Patrizia Ciofi et Karine Deshayes - Acte II, scène 3. (© Christian Dresse).

 

Que nous aurait laissé Bellini si une tumeur intestinale ne l'avait emporté à moins de trente-quatre ans ? Restent onze opéras en dix ans, dont quatre sont régulièrement programmés sur toutes les scènes du monde. Un génie mélodique dont Chopin se souviendra, particulièrement pour ses Nocturnes ou les mouvements lents de ses concertos, un sens des couleurs orchestrales établissant des "correspondances" entre un instrument et une voix, un classicisme épuré qui provoquera chez Wagner une admiration sans limite, tout simplement parce que, déjà, on décèle une sorte de "mélodie continue" que seule la structure "à numéros" vient interrompre. Paradoxal ? Pas tant que cela si l'on oublie, justement, ces coupures dans le discours musical dues aux applaudissements. Imaginons un instant un acte entier donné dans le silence. On se rend alors très vite compte que pour Bellini, c'est la musique qui fait briller l'interprète, jamais l'inverse. Pas une note n'est "gratuite", rien n'est démonstratif. Bien entendu, on trouvera quelques suraigus ou cabalettes à vocalises, mais jamais ils ne seront ostentatoires. Le chant, rien que le chant, bien plus que la voix. Bellini n'exige pas des acrobates virtuoses, il  exige avant tout des musiciens.
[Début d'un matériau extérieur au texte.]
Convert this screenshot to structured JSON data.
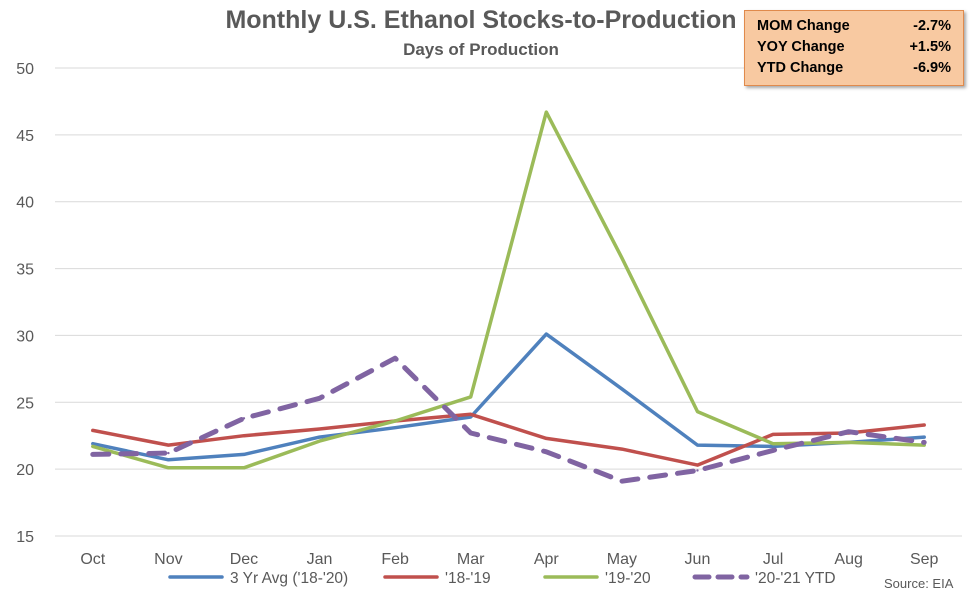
{
  "chart_data": {
    "type": "line",
    "title": "Monthly U.S. Ethanol Stocks-to-Production",
    "subtitle": "Days of Production",
    "categories": [
      "Oct",
      "Nov",
      "Dec",
      "Jan",
      "Feb",
      "Mar",
      "Apr",
      "May",
      "Jun",
      "Jul",
      "Aug",
      "Sep"
    ],
    "ylim": [
      15,
      50
    ],
    "yticks": [
      15,
      20,
      25,
      30,
      35,
      40,
      45,
      50
    ],
    "grid": true,
    "legend_position": "bottom",
    "series": [
      {
        "name": "3 Yr Avg ('18-'20)",
        "color": "#4f81bd",
        "dashed": false,
        "values": [
          21.9,
          20.7,
          21.1,
          22.4,
          23.1,
          23.9,
          30.1,
          26.0,
          21.8,
          21.7,
          22.0,
          22.4
        ]
      },
      {
        "name": "'18-'19",
        "color": "#c0504d",
        "dashed": false,
        "values": [
          22.9,
          21.8,
          22.5,
          23.0,
          23.6,
          24.1,
          22.3,
          21.5,
          20.3,
          22.6,
          22.7,
          23.3
        ]
      },
      {
        "name": "'19-'20",
        "color": "#9bbb59",
        "dashed": false,
        "values": [
          21.7,
          20.1,
          20.1,
          22.1,
          23.6,
          25.4,
          46.7,
          35.8,
          24.3,
          21.9,
          22.0,
          21.8
        ]
      },
      {
        "name": "'20-'21 YTD",
        "color": "#8064a2",
        "dashed": true,
        "values": [
          21.1,
          21.2,
          23.8,
          25.3,
          28.3,
          22.7,
          21.3,
          19.1,
          19.9,
          21.4,
          22.8,
          22.0
        ]
      }
    ],
    "source": "Source: EIA"
  },
  "stats_box": {
    "background": "#f8c9a1",
    "rows": [
      {
        "label": "MOM Change",
        "value": "-2.7%"
      },
      {
        "label": "YOY Change",
        "value": "+1.5%"
      },
      {
        "label": "YTD Change",
        "value": "-6.9%"
      }
    ]
  }
}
Et surtout des musiciennes. Il n'est pas interdit de considérer qu'avec Richard Strauss, il est le compositeur qui a le plus adulé la voix de femme. Au point de faire porter ses oeuvres majeures sur leurs seules épaules. Il est possible de sortir heureux d'une représentation de Don Giovanni marquée par un rôle-titre défaillant si le reste de la distribution a été remarquable. Un Rigoletto montrant un bouffon malade peut être sauvé par un Duca et une Gilda magnifiques, un grand Scarpia peut nous faire garder en mémoire une Tosca chantée par une cantatrice qui aura hurlé toute la soirée. Et nous sommes nombreux à nous souvenir de certaines soirées wagnériennes rien que pour dame Gwyneth Jones, pas toujours accompagnée d'un Tristan ou d'un Siegfried dignes d'elle. Mais imagine-t-on un Rosenkavalier sans Marschallin ? Pour ne rien dire d'une Elektra...Chez Bellini, l'impératif  est encore plus net. À l'exception notable des Puritani (mais parce que composés pour Paris), pratiquement tous ses  ouvrages dépendent de la cantatrice. Que seraient Norma sans...Norma, La Sonnambula sans Amina, et I Capuleti e i Montecchi sans une grande Giulietta et un grand Romeo ? Non que les voix d'hommes soient négligées par Bellini, mais il apparaît évident qu'il se concentre avant tout sur le chant de ses héroïnes, et qu'il leur offre le meilleur de son art. C'est une des questions qui peuvent se poser, si l'on rêve d'une longévité à la Verdi : oui, quels autres chefs-d'oeuvre nous aurait-il laissés ?  Arturo des Puritani donne un début de réponse...

 

I Capuleti e i Montecchi à Marseille - Amour et mort à fleur de lèvres.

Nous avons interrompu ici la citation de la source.